Je ne sais pas si je le pense comme ça, mais j'aime que ce soit une arborescence, un puzzle. Par exemple certains morceaux de l'album proviennent d'une de mes pièces et je les ai retravaillées pour être un peu plus pop. Un des clips reprend des vidéos d'une des pièces que j'ai faite… Mais oui, j'aime que l'on retrouve plusieurs de mes créations dans des formats différents et à des occasions différentes.
Vous avez pu réaliser des performances au Palais de Tokyo, l'art contemporain vous a-t-il ouvert des portes?
J'ai pu jouer certaines de mes pièces via les circuits de l'art contemporain qui étaient plus accessibles que ceux du théâtre par exemple. Je suis très contente que l'art contemporain m'ait aidée et offert une visibilité, et j'aime garder un pied dedans pour les inspirations, les références et la liberté que cela m'apporte, mais j'aspire à toucher des publics plus larges. Et ce qui est intéressant avec la musique c'est que c'est un média pop qui touche beaucoup de monde.
Hystérie par Regina Demina
Disponible sur les plateformes de téléchargement.
Numéro : Votre premier album s’appelle Hystérie, pourquoi avoir choisi ce nom ?
Regina Demina : Cet album a été produit dans un moment hystérique de ma vie. Évidemment, nous ne sommes plus à l’époque de Charcot, néanmoins il y avait cette émotion très forte liée à l’amour et au désir qui vient des viscères, du ventre.
C’est un mot très fort, trop souvent associé à une folie typiquement féminine.
Complètement. Reprendre ce mot c’est un processus d’empowerment, comme celui qui consiste à se réapproprier des insultes.

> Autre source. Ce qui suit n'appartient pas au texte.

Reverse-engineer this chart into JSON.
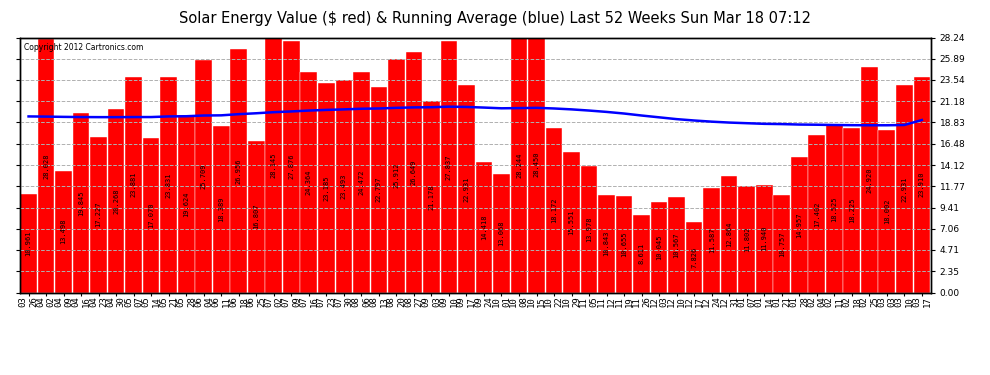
{
  "title": "Solar Energy Value ($ red) & Running Average (blue) Last 52 Weeks Sun Mar 18 07:12",
  "copyright": "Copyright 2012 Cartronics.com",
  "bar_color": "#ff0000",
  "line_color": "#0000ff",
  "bg_color": "#ffffff",
  "grid_color": "#b0b0b0",
  "categories": [
    "03-26",
    "04-02",
    "04-09",
    "04-16",
    "04-23",
    "04-30",
    "05-07",
    "05-14",
    "05-21",
    "05-28",
    "06-04",
    "06-11",
    "06-18",
    "06-25",
    "07-02",
    "07-09",
    "07-16",
    "07-23",
    "07-30",
    "08-06",
    "08-13",
    "08-20",
    "08-27",
    "09-03",
    "09-10",
    "09-17",
    "09-24",
    "10-01",
    "10-08",
    "10-15",
    "10-22",
    "10-29",
    "11-05",
    "11-12",
    "11-19",
    "11-26",
    "12-03",
    "12-10",
    "12-17",
    "12-24",
    "12-31",
    "01-07",
    "01-14",
    "01-21",
    "01-28",
    "02-04",
    "02-11",
    "02-18",
    "02-25",
    "03-03",
    "03-10",
    "03-17"
  ],
  "values": [
    10.961,
    28.028,
    13.498,
    19.845,
    17.227,
    20.268,
    23.881,
    17.07,
    23.831,
    19.624,
    25.709,
    18.389,
    26.956,
    16.807,
    28.145,
    27.876,
    24.364,
    23.185,
    23.493,
    24.472,
    22.797,
    25.912,
    26.649,
    21.178,
    27.837,
    22.931,
    14.418,
    13.068,
    28.244,
    28.45,
    18.172,
    15.551,
    13.978,
    10.843,
    10.655,
    8.611,
    10.045,
    10.567,
    7.826,
    11.587,
    12.864,
    11.802,
    11.94,
    10.757,
    14.957,
    17.402,
    18.525,
    18.225,
    24.92,
    18.002,
    22.931,
    23.91
  ],
  "running_avg": [
    19.5,
    19.48,
    19.45,
    19.43,
    19.42,
    19.42,
    19.43,
    19.43,
    19.5,
    19.52,
    19.6,
    19.62,
    19.75,
    19.85,
    19.97,
    20.05,
    20.15,
    20.22,
    20.28,
    20.35,
    20.38,
    20.45,
    20.5,
    20.52,
    20.58,
    20.55,
    20.48,
    20.4,
    20.42,
    20.45,
    20.38,
    20.28,
    20.15,
    20.0,
    19.82,
    19.6,
    19.4,
    19.2,
    19.05,
    18.92,
    18.82,
    18.75,
    18.68,
    18.65,
    18.6,
    18.58,
    18.55,
    18.53,
    18.52,
    18.52,
    18.55,
    19.1
  ],
  "yticks": [
    0.0,
    2.35,
    4.71,
    7.06,
    9.41,
    11.77,
    14.12,
    16.48,
    18.83,
    21.18,
    23.54,
    25.89,
    28.24
  ],
  "ylim": [
    0,
    28.24
  ],
  "title_fontsize": 10.5,
  "tick_fontsize": 6.5,
  "label_fontsize": 5.0,
  "bar_width": 0.95
}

Votre façon de chanter des choses très crues et dures avec une voix et des mélodies très douces évoque les univers de Mylène Farmer ou Serge Gainsbourg… qu’est-ce qui vous intéresse musicalement dans ces contrastes ?
Les deux personnes que vous citez sont effectivement des références pour moi, donc il doit y avoir une forme d’imprégnation. Et ça me séduit de travailler en contrepoint. J’aime la douceur, mais ce qui m’émeut catarthiquement ce sont des choses dures ou tristes. Je n’ai pas envie d’être dans le pathos, je trouve que c’est manichéen et pas très intéressant. La musique c’est de l’entertainment et un support pour que d’autres personnes puissent se projeter. Moi personnellement, je veux écouter des choses tristes mais formulées ou portées d’une manière qui est agréable à entendre.
Dans votre album vous parlez souvent d’un monde en feu, apocalyptique, en particulier sur les titres Fantasia ou Pyromane, d’où provient ce désir de voir tout brûler?
Lors de la sortie de mon premier EP, beaucoup de gens ont écrit que j’étais énervée parce que je m’étais fait tromper alors que j’étais dans une histoire très violente avec quelqu’un qui avait du pouvoir en raison de son origine sociale. Il ressemble à une caillera minable, mais en fait il est très riche. Et à ce moment-là j’avais envie que tout brûle et moi avec.